Man kann verschiedener Meinung sein über das Herkommen der Zwerge und Gnomen, wohin sie verschwunden sind und warum das geschah. Aber ein Streit über ihre Redlichkeit und Hilfsbereitschaft dem Menschengeschlecht gegenüber dürfte wohl müßig sein. Selbstverständlich haben diese kleinen Erdwesen sich auch gegen Uebergriffe in ihre alten Rechte mit allen ihnen zu Gebote stehenden Mitteln zu wehren gewußt. Das mußte auch der Barbier erfahren, der seinerzeit viel gutes von diesem Völkchen hatte und es schließlich doch gründlich mit ihm verdarb. Thaddäus war seines Zeichens Bartscherer von Sachsa und erfreute sich des seinem Verschönerungsgewerbe entsprechenden guten Rufes.

Diesem verdankte er nicht zuletzt seine vorzüglichen Beziehungen zu den Zwergen, die in der Nähe von Sachsa und Ellrich ihre unterirdischen Wohnungen hatten. Thaddäus hatte durch einen günstigen Umstand den Eingang zu jenen Höhlen schon als Knabe entdeckt und an verträumten Sonntagen, wenn er das Erdvölklein heimlich belauschte, beobachtet, daß die kleinen Männlein große Sorgfalt auf ihre Barttracht verwendeten. Und da des Völkleins eine große Zahl war und alle ein bärtiges Antlitz hatten, war schon früh sein Entschluß gereift, sich als Barbier in Sachsa niederzulassen. So hatte er nun seine bestimmten Zeiten, zu denen er durch die ihm bekannten Zugänge in die Berge hineinging und den Zwergen die Bärte schnitt. In einem Anfall von gewiß nicht bös gemeintem Uebermut besorgte er einmal an einem der ältesten und angesehensten Gnomen diese Arbeit in der Weise, daß er die eine Hälfte des Bartes völlig wegnahm und die andere unverändert stehen ließ. Obwohl viele seiner Gevattern das bemerkt hatten, ließen sie den Barbier unbehelligt von dannen ziehen. Ja, sie hatten sogar ihren Spaß mit dem Gefoppten, der dadurch erst merkte, was Thaddäus mit ihm angerichtet hatte.

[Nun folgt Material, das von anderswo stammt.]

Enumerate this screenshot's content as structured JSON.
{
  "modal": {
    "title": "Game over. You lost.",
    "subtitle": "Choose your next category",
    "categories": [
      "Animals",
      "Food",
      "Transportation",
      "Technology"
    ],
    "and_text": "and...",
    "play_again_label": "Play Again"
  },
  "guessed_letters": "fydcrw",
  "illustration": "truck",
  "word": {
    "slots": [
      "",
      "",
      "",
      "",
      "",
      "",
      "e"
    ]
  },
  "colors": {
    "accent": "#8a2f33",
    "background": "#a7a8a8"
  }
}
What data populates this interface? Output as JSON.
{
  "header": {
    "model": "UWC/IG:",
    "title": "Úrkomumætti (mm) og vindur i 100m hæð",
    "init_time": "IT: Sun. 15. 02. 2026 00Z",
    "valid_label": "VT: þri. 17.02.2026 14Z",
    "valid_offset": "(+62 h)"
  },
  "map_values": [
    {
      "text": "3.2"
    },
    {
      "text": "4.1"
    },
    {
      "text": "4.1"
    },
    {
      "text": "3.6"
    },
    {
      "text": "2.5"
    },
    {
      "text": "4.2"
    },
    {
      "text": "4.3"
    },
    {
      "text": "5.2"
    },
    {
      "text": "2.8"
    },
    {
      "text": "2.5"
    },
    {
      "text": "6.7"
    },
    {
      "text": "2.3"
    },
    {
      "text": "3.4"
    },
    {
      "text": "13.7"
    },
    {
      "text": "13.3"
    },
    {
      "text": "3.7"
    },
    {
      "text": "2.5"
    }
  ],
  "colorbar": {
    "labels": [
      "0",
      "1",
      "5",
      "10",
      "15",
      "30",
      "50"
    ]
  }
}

Schließlich aber waren sie darin einig, daß diese Unbill nicht ungestraft bleiben dürfe. Zu einem Hochzeitsfest im Zwergenland luden sie den Bartscherer besonders höflich ein und überließen ihm einen ausdrücklich ehrenvollen Platz an der reich gedeckten Tafel. Einer seiner ältesten Kunden beredete den Gast, er möchte von ihm eine Tarnkappe tragen, während die großen Extraportionen aufgetragen würden. Damit könne er seinem gewiß nicht geringen Appetit weit mehr die Zügel schießen lassen, als es sonst unter gesitteten Menschen wohl Brauch sei, denn er sei durch die Tarnkappe für alle anderen unsichtbar. Thaddäus nahm den Vorschlag gern an. Von den saftigsten Bratenstücken langte er sich kräftig zu und belauschte mit Vergnügen die Entrüstungsrufe der Tischgenossen über das rätselhafte rasche Verschwinden des Bratens. Während der Unmut sich steigerte, zog der Zwerg jedoch leise dem Barbier die Tarnkappe hinweg. Da Thaddäus nicht wissen konnte, daß er bereits wieder für die ganze Gesellschaft sichtbar geworden war, hielt er nicht ein in seinem unverschämten Treiben. Umso verdutzter mag er gewesen sein, als ihn nun plötzlich mehr als hundert kleine Fäuste von allen Seiten wie ein Geschoßhagel überfielen, pufften und zausten. Den als letzten auserwählten besten Happen mußte er liegen lassen, während das wütende Völkchen ihn mit allen Kräften von der Tafel riß und durch einen langen Gang an die frische Luft beförderte.

Er eilte voll Verzweiflung nach Hause, wo er Muße genug hatte, in einer schlaflosen Nacht über den Sinn dieses Strafgerichts nachzudenken. Mit welchen Mitteln der Barbier von Sachsa sich das Vertrauen des Zwergenvolkes zurückgewann, wissen wir nicht. Schon lang ist es jedenfalls her, daß überhaupt noch ein Mensch Umgang mit den Zwergen hatte, deren Wohnungen wir nur noch vermuten können, hinter den zahlreichen Zwerglöchern in jener Landschaft.